MATT FLEGENHEIMER of the New York Times reports on the unfortunate fate of a Dominican man’s New York City garden.
If they squint, neighbors say, the farm tilled by David Abreu begins to look a little like home — his cilantro is as green, his bean supply as tidy. And then there is the man himself: clutching his machete handle, pant legs stained black, surveying the soil like any farmer who takes pride in his land. “He could be my father,” said one neighbor, José Rodríguez, 52, originally from Santiago, Dominican Republic.
But Mr. Abreu is not home, and his farm, alas, is on public property — namely Highbridge Park in Upper Manhattan.
Or rather, it was.
In a city that is thinking more and more about being green, Mr. Abreu, 65, is one of a small number of immigrant gardeners who have plunged their shovels into what little surface soil there is. For about three years, Mr. Abreu says, his vegetable garden has thrived behind a playground on two plots near 193rd Street and St. Nicholas Avenue in Washington Heights.

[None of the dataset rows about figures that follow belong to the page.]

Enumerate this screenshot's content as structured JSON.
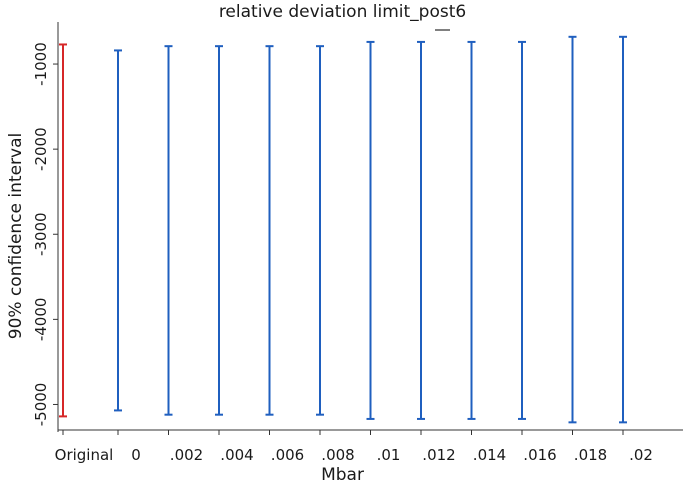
{
  "chart_data": {
    "type": "errorbar",
    "title": "relative deviation limit_post6",
    "xlabel": "Mbar",
    "ylabel": "90% confidence interval",
    "x_tick_labels": [
      "Original",
      "0",
      ".002",
      ".004",
      ".006",
      ".008",
      ".01",
      ".012",
      ".014",
      ".016",
      ".018",
      ".02"
    ],
    "y_ticks": [
      -1000,
      -2000,
      -3000,
      -4000,
      -5000
    ],
    "y_tick_labels": [
      "-1000",
      "-2000",
      "-3000",
      "-4000",
      "-5000"
    ],
    "ylim": [
      -5300,
      -600
    ],
    "grid": false,
    "colors": {
      "original": "#d62728",
      "series": "#1f5fbf",
      "axis": "#333333"
    },
    "series": [
      {
        "name": "Original",
        "points": [
          {
            "x": "Original",
            "lower": -5140,
            "upper": -770
          }
        ]
      },
      {
        "name": "Mbar",
        "points": [
          {
            "x": 0.0,
            "lower": -5070,
            "upper": -840
          },
          {
            "x": 0.002,
            "lower": -5120,
            "upper": -790
          },
          {
            "x": 0.004,
            "lower": -5120,
            "upper": -790
          },
          {
            "x": 0.006,
            "lower": -5120,
            "upper": -790
          },
          {
            "x": 0.008,
            "lower": -5120,
            "upper": -790
          },
          {
            "x": 0.01,
            "lower": -5170,
            "upper": -740
          },
          {
            "x": 0.012,
            "lower": -5170,
            "upper": -740
          },
          {
            "x": 0.014,
            "lower": -5170,
            "upper": -740
          },
          {
            "x": 0.016,
            "lower": -5170,
            "upper": -740
          },
          {
            "x": 0.018,
            "lower": -5210,
            "upper": -680
          },
          {
            "x": 0.02,
            "lower": -5210,
            "upper": -680
          }
        ]
      }
    ]
  }
}
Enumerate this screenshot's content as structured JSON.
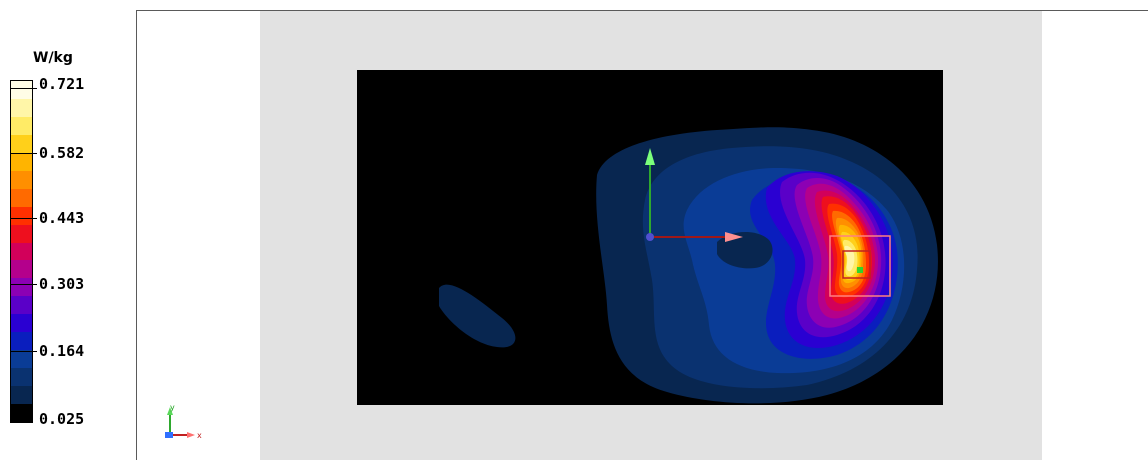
{
  "legend": {
    "unit": "W/kg",
    "ticks": [
      "0.721",
      "0.582",
      "0.443",
      "0.303",
      "0.164",
      "0.025"
    ],
    "colors": [
      "#fffde6",
      "#fff6a8",
      "#ffeb66",
      "#ffd01a",
      "#ffb400",
      "#ff8f00",
      "#ff6a00",
      "#ff3000",
      "#ee0f1e",
      "#d2005a",
      "#b4008c",
      "#8c00b4",
      "#5a00c8",
      "#2a00d2",
      "#0a1ebe",
      "#0a3c96",
      "#0a3270",
      "#082650",
      "#000000"
    ]
  },
  "axis_triad": {
    "x_label": "x",
    "y_label": "y"
  }
}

Last week, a parks department crew uprooted Mr. Abreu’s crops, piling the leafy detritus in the back of a green garbage truck. A district supervisor, according to William T. Castro, the Manhattan borough commissioner for parks, stumbled upon the garden about three weeks ago. “It’s an illegal farm,” Mr. Castro said. “Most people have common sense and know you don’t plant your own vegetable garden in a public park.”
Though Mr. Abreu has tended roughly a half-acre of land, it represents a small fraction of the soil lined with beans, corn and, occasionally, tomatoes, that has been tilled in Highbridge Park by area residents. When a visitor stopped by several times in recent days, however, the other farmers were nowhere to be found.

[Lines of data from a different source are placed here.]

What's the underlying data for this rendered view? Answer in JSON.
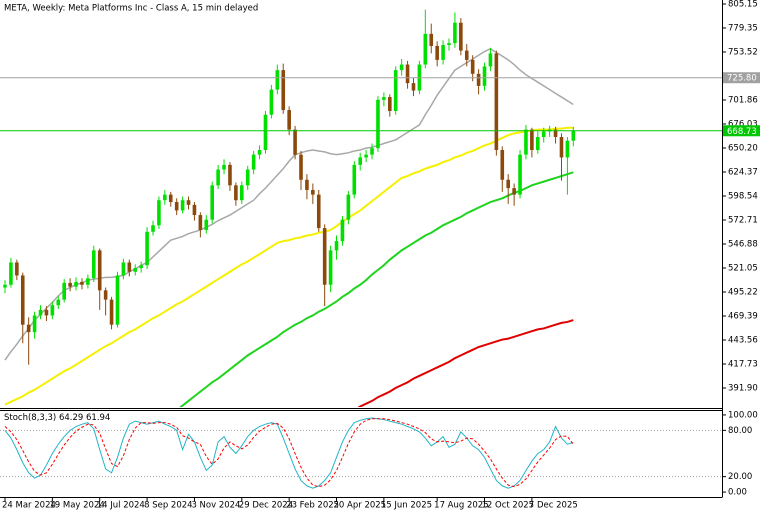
{
  "chart_data": [
    {
      "type": "candlestick",
      "title": "META, Weekly:  Meta Platforms Inc - Class A, 15 min delayed",
      "categories": [
        "24 Mar 2024",
        null,
        null,
        null,
        null,
        null,
        null,
        null,
        "19 May 2024",
        null,
        null,
        null,
        null,
        null,
        null,
        null,
        "14 Jul 2024",
        null,
        null,
        null,
        null,
        null,
        null,
        null,
        "8 Sep 2024",
        null,
        null,
        null,
        null,
        null,
        null,
        null,
        "3 Nov 2024",
        null,
        null,
        null,
        null,
        null,
        null,
        null,
        "29 Dec 2024",
        null,
        null,
        null,
        null,
        null,
        null,
        null,
        "23 Feb 2025",
        null,
        null,
        null,
        null,
        null,
        null,
        null,
        "20 Apr 2025",
        null,
        null,
        null,
        null,
        null,
        null,
        null,
        "15 Jun 2025",
        null,
        null,
        null,
        null,
        null,
        null,
        null,
        null,
        "17 Aug 2025",
        null,
        null,
        null,
        null,
        null,
        null,
        null,
        "12 Oct 2025",
        null,
        null,
        null,
        null,
        null,
        null,
        null,
        "7 Dec 2025",
        null,
        null,
        null,
        null,
        null,
        null,
        null
      ],
      "open": [
        500,
        503,
        527,
        513,
        460,
        452,
        470,
        476,
        470,
        481,
        487,
        505,
        501,
        506,
        503,
        510,
        540,
        497,
        487,
        460,
        513,
        527,
        517,
        521,
        524,
        560,
        567,
        594,
        600,
        592,
        583,
        594,
        589,
        578,
        562,
        573,
        610,
        627,
        632,
        610,
        594,
        610,
        627,
        643,
        648,
        686,
        713,
        734,
        691,
        670,
        643,
        616,
        605,
        600,
        564,
        503,
        540,
        550,
        573,
        600,
        632,
        640,
        643,
        650,
        702,
        705,
        690,
        734,
        740,
        720,
        712,
        740,
        773,
        760,
        745,
        761,
        763,
        785,
        755,
        745,
        730,
        717,
        738,
        752,
        648,
        616,
        607,
        600,
        643,
        670,
        648,
        662,
        668,
        670,
        662,
        640,
        658
      ],
      "high": [
        508,
        532,
        530,
        516,
        468,
        474,
        481,
        480,
        485,
        491,
        509,
        510,
        511,
        510,
        514,
        545,
        542,
        500,
        490,
        517,
        531,
        530,
        525,
        528,
        565,
        572,
        598,
        605,
        603,
        596,
        598,
        598,
        592,
        581,
        578,
        614,
        632,
        638,
        635,
        613,
        614,
        631,
        647,
        653,
        690,
        718,
        740,
        741,
        695,
        674,
        647,
        622,
        612,
        605,
        568,
        545,
        556,
        577,
        604,
        636,
        645,
        648,
        655,
        706,
        710,
        708,
        738,
        746,
        744,
        726,
        744,
        799,
        784,
        765,
        766,
        768,
        796,
        790,
        762,
        750,
        735,
        742,
        758,
        755,
        652,
        622,
        612,
        648,
        675,
        672,
        668,
        672,
        674,
        673,
        666,
        662,
        673
      ],
      "low": [
        494,
        500,
        508,
        440,
        417,
        445,
        466,
        464,
        466,
        477,
        484,
        496,
        497,
        498,
        499,
        506,
        476,
        470,
        455,
        457,
        509,
        512,
        513,
        516,
        520,
        556,
        563,
        589,
        587,
        578,
        580,
        584,
        572,
        554,
        558,
        569,
        606,
        622,
        604,
        588,
        590,
        605,
        622,
        638,
        644,
        682,
        708,
        687,
        664,
        638,
        605,
        595,
        590,
        560,
        480,
        495,
        530,
        545,
        568,
        596,
        626,
        635,
        638,
        646,
        695,
        684,
        686,
        728,
        714,
        706,
        708,
        736,
        752,
        738,
        740,
        755,
        758,
        750,
        738,
        722,
        708,
        712,
        733,
        642,
        603,
        590,
        588,
        596,
        638,
        640,
        644,
        656,
        662,
        655,
        615,
        600,
        652
      ],
      "close": [
        503,
        527,
        513,
        460,
        452,
        470,
        476,
        470,
        481,
        487,
        505,
        501,
        506,
        503,
        510,
        540,
        497,
        487,
        460,
        513,
        527,
        517,
        521,
        524,
        560,
        567,
        594,
        600,
        592,
        583,
        594,
        589,
        578,
        562,
        573,
        610,
        627,
        632,
        610,
        594,
        610,
        627,
        643,
        648,
        686,
        713,
        734,
        691,
        670,
        643,
        616,
        605,
        600,
        564,
        503,
        540,
        550,
        573,
        600,
        632,
        640,
        643,
        650,
        702,
        705,
        690,
        734,
        740,
        720,
        712,
        740,
        773,
        760,
        745,
        761,
        763,
        785,
        755,
        745,
        730,
        717,
        738,
        752,
        648,
        616,
        607,
        600,
        643,
        670,
        648,
        662,
        668,
        670,
        662,
        640,
        658,
        668.73
      ],
      "up_color": "#00e000",
      "down_color": "#8b4a0c",
      "overlays": [
        {
          "color": "#a8a8a8",
          "values": [
            422,
            431,
            439,
            448,
            456,
            465,
            471,
            478,
            484,
            491,
            497,
            500,
            503,
            505,
            508,
            509,
            510,
            511,
            511,
            512,
            513,
            517,
            520,
            524,
            527,
            533,
            539,
            545,
            551,
            553,
            555,
            558,
            560,
            562,
            565,
            568,
            572,
            575,
            578,
            582,
            586,
            590,
            594,
            601,
            607,
            614,
            621,
            628,
            636,
            643,
            645,
            647,
            648,
            647,
            646,
            644,
            643,
            644,
            645,
            647,
            648,
            650,
            651,
            653,
            655,
            657,
            659,
            663,
            667,
            671,
            675,
            686,
            696,
            707,
            716,
            725,
            734,
            738,
            742,
            746,
            750,
            754,
            757,
            753,
            749,
            745,
            740,
            734,
            729,
            725,
            721,
            717,
            713,
            709,
            705,
            701,
            697
          ]
        },
        {
          "color": "#f5f000",
          "values": [
            374,
            377,
            380,
            383,
            387,
            390,
            394,
            398,
            402,
            406,
            410,
            413,
            417,
            421,
            425,
            429,
            433,
            437,
            440,
            444,
            448,
            452,
            455,
            459,
            463,
            467,
            470,
            474,
            478,
            482,
            485,
            489,
            493,
            497,
            501,
            505,
            509,
            513,
            517,
            521,
            525,
            528,
            532,
            536,
            540,
            544,
            548,
            550,
            551,
            553,
            554,
            556,
            557,
            559,
            560,
            562,
            566,
            571,
            575,
            579,
            583,
            588,
            593,
            598,
            603,
            608,
            613,
            618,
            620,
            623,
            625,
            628,
            630,
            632,
            635,
            637,
            640,
            642,
            645,
            647,
            650,
            653,
            655,
            658,
            661,
            664,
            666,
            667,
            668,
            669,
            670,
            670,
            670,
            671,
            671,
            672,
            672
          ]
        },
        {
          "color": "#1ed41e",
          "values": [
            null,
            null,
            null,
            null,
            null,
            null,
            null,
            null,
            null,
            null,
            null,
            null,
            null,
            null,
            null,
            null,
            null,
            null,
            null,
            null,
            null,
            null,
            null,
            null,
            null,
            null,
            null,
            null,
            null,
            368,
            373,
            378,
            383,
            388,
            393,
            398,
            402,
            407,
            412,
            417,
            422,
            427,
            431,
            435,
            439,
            443,
            447,
            452,
            456,
            460,
            463,
            467,
            470,
            474,
            477,
            481,
            485,
            490,
            494,
            499,
            503,
            508,
            514,
            519,
            524,
            530,
            535,
            540,
            544,
            548,
            552,
            556,
            559,
            563,
            567,
            570,
            573,
            576,
            580,
            583,
            586,
            589,
            592,
            594,
            596,
            599,
            602,
            604,
            607,
            610,
            612,
            614,
            616,
            618,
            620,
            622,
            624
          ]
        },
        {
          "color": "#e00000",
          "values": [
            null,
            null,
            null,
            null,
            null,
            null,
            null,
            null,
            null,
            null,
            null,
            null,
            null,
            null,
            null,
            null,
            null,
            null,
            null,
            null,
            null,
            null,
            null,
            null,
            null,
            null,
            null,
            null,
            null,
            null,
            null,
            null,
            null,
            null,
            null,
            null,
            null,
            null,
            null,
            null,
            null,
            null,
            null,
            null,
            null,
            null,
            null,
            null,
            null,
            null,
            null,
            null,
            null,
            null,
            null,
            null,
            null,
            null,
            null,
            368,
            372,
            375,
            378,
            382,
            385,
            388,
            392,
            395,
            398,
            402,
            405,
            408,
            411,
            414,
            417,
            420,
            424,
            427,
            430,
            433,
            436,
            438,
            440,
            442,
            444,
            445,
            447,
            449,
            451,
            453,
            455,
            456,
            458,
            460,
            462,
            463,
            465
          ]
        }
      ],
      "hlines": [
        {
          "value": 725.8,
          "label": "725.80",
          "color": "#a0a0a0"
        },
        {
          "value": 668.73,
          "label": "668.73",
          "color": "#00c800"
        }
      ],
      "ylim": [
        371.45,
        809.45
      ],
      "yticks": [
        805.15,
        779.35,
        753.52,
        701.86,
        676.03,
        {
          "value": 650.2,
          "label": "650.20"
        },
        624.37,
        598.54,
        572.71,
        546.88,
        521.05,
        495.22,
        469.39,
        443.56,
        417.73,
        {
          "value": 391.9,
          "label": "391.90"
        }
      ],
      "grid": false
    },
    {
      "type": "line",
      "title": "Stoch(8,3,3)",
      "series": [
        {
          "color": "#20b4c8",
          "dash": false,
          "values": [
            80,
            70,
            55,
            38,
            25,
            18,
            22,
            35,
            50,
            62,
            72,
            80,
            85,
            88,
            90,
            82,
            55,
            30,
            25,
            45,
            70,
            88,
            92,
            90,
            88,
            90,
            92,
            88,
            85,
            80,
            55,
            75,
            65,
            45,
            28,
            35,
            65,
            72,
            58,
            50,
            60,
            72,
            80,
            85,
            88,
            90,
            88,
            70,
            50,
            30,
            15,
            8,
            5,
            8,
            15,
            25,
            45,
            65,
            80,
            90,
            93,
            95,
            96,
            95,
            94,
            92,
            90,
            88,
            85,
            82,
            78,
            70,
            60,
            65,
            72,
            58,
            62,
            78,
            70,
            60,
            55,
            45,
            30,
            15,
            8,
            5,
            8,
            15,
            28,
            40,
            50,
            55,
            65,
            85,
            70,
            62,
            64.29
          ]
        },
        {
          "color": "#ff0000",
          "dash": true,
          "values": [
            85,
            78,
            68,
            54,
            39,
            27,
            22,
            25,
            36,
            49,
            61,
            71,
            79,
            84,
            88,
            87,
            76,
            56,
            37,
            33,
            47,
            68,
            83,
            90,
            90,
            89,
            90,
            90,
            88,
            84,
            73,
            70,
            65,
            62,
            46,
            36,
            43,
            57,
            65,
            60,
            56,
            61,
            71,
            79,
            84,
            88,
            89,
            83,
            69,
            50,
            32,
            18,
            9,
            7,
            9,
            16,
            28,
            45,
            63,
            78,
            88,
            93,
            95,
            95,
            95,
            94,
            92,
            90,
            88,
            85,
            82,
            77,
            69,
            65,
            66,
            65,
            64,
            66,
            70,
            69,
            62,
            53,
            43,
            30,
            18,
            9,
            7,
            10,
            17,
            28,
            39,
            48,
            57,
            68,
            73,
            72,
            61.94
          ]
        }
      ],
      "levels": [
        80,
        20
      ],
      "ylim": [
        -6.4,
        106.4
      ],
      "yticks": [
        {
          "value": 100,
          "label": "100.00"
        },
        {
          "value": 80,
          "label": "80.00"
        },
        {
          "value": 20,
          "label": "20.00"
        },
        {
          "value": 0,
          "label": "0.00"
        }
      ]
    }
  ]
}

The parks department is aware of the additional gardens, Mr. Castro said — and some of Mr. Abreu’s less visible beans and cilantro were spared. Park employees may soon remove what is left, Mr. Castro added.

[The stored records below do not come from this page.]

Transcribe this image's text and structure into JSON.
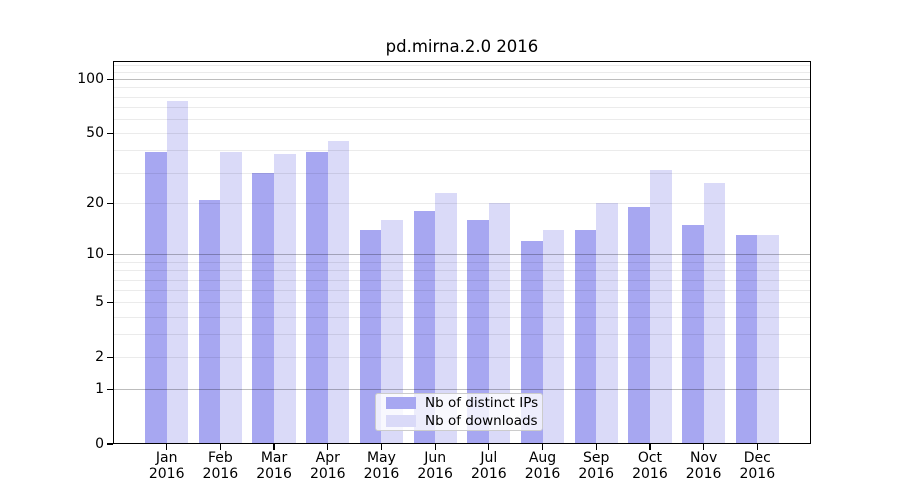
{
  "chart_data": {
    "type": "bar",
    "title": "pd.mirna.2.0 2016",
    "year_label": "2016",
    "categories": [
      "Jan",
      "Feb",
      "Mar",
      "Apr",
      "May",
      "Jun",
      "Jul",
      "Aug",
      "Sep",
      "Oct",
      "Nov",
      "Dec"
    ],
    "series": [
      {
        "name": "Nb of distinct IPs",
        "color": "#a7a7f1",
        "values": [
          39,
          21,
          30,
          39,
          14,
          18,
          16,
          12,
          14,
          19,
          15,
          13
        ]
      },
      {
        "name": "Nb of downloads",
        "color": "#dadaf8",
        "values": [
          76,
          39,
          38,
          45,
          16,
          23,
          20,
          14,
          20,
          31,
          26,
          13
        ]
      }
    ],
    "yscale": "log10(1+v)",
    "ylim": [
      0,
      126
    ],
    "ytick_values": [
      100,
      50,
      20,
      10,
      5,
      2,
      1,
      0
    ],
    "ytick_labels": [
      "100",
      "50",
      "20",
      "10",
      "5",
      "2",
      "1",
      "0"
    ],
    "major_grid_values": [
      1,
      10,
      100
    ],
    "minor_grid_values": [
      2,
      3,
      4,
      5,
      6,
      7,
      8,
      9,
      20,
      30,
      40,
      50,
      60,
      70,
      80,
      90,
      110,
      120
    ],
    "grid": true,
    "legend_position": "lower center",
    "xlabel": "",
    "ylabel": ""
  }
}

“I don’t see the problem,” Mr. Abreu said through an interpreter. “I clean it. I take care of it.”
Before digging up Mr. Abreu’s plots, parks department officials informed Ydanis Rodriguez, the local councilman, that years of herbicide spraying in the area had exposed the soil to contamination, the councilman said. But the soil has never been tested, Mr. Castro said, and the absence of a permit, not health concerns, was the primary reason the crops were torn out.
Mr. Abreu insisted neither he nor any friends or family members had ever gotten sick from eating the crops.
“Try it,” Mr. Abreu suggested Monday, raising a fistful of cilantro. Mr. Abreu, like many in the neighborhood, immigrated from the Dominican Republic. Both Mr. Abreu and Councilman Rodriguez were raised on family farms, they say, in Santo Domingo and Santiago, respectively. Like many in the community, they have come to see the local gardens as extensions of their former homes.
“Look how beautiful this is,” said Councilman Rodriguez, swatting away a tree limb as he cradled a bean pod. “It brings me back.”
Before the loss of his plants, Mr. Abreu spent as many as six hours a day looking after his plots. He and the other farmers share their crops with one another, Mr. Abreu said, and often offer some of their harvests to community members who request a taste. While he describes his motivation as “somewhat economic,” Mr. Abreu says his main interest is sustaining a lifelong hobby. His fight with the city was first reported on the Web site DNAinfo.com.
Dragging his leather satchel of tools down Fort George Avenue, grinning through his wrinkles, Mr. Abreu is known endearingly in the neighborhood as el viejo: the old man.
“Agriculture is the main thing in our culture,” José Rodríguez said, shouting over a fiercely argued game of dominoes outside the park. “I can bring my little girls to come water the plants. At school, they learn American history. But this is their background, their culture.”
Parks department employees who pulled up the crops last week noted the precision with which the plot was arranged. “It was all lined up, very neat, one row after another,” said one of the workers, Clifford Motley.
The councilman’s office said it had arranged a meeting between Mr. Abreu and parks department officials, and hoped the sides would meet soon to discuss alternative farming sites.
“If he had come to us, we would have found a location for him that made sense,” Mr. Castro said. “We have hundreds of free community gardens exactly for this purpose.”
According to Mr. Castro, members of his staff last year confronted a man they believe may have been Mr. Abreu about his garden.
Mr. Abreu says a park employee did approach him last year, but only to request he remove the wooden fence he had built around his beans. When he first decided to plant seeds three years ago, he said, he told a department official of his plans.
“All they told me was I couldn’t cut down any trees.”
Since the uprooting, Mr. Abreu said, he has lost the desire to keep his regular farming hours, though he does maintain another garden in the courtyard of his apartment building, across the street from Highbridge Park.
The circumstances have also produced consequences on the home front with his wife, Irene.
“She loves it when I garden,” Mr. Abreu said, holstering his machete. “It keeps me out of the house.”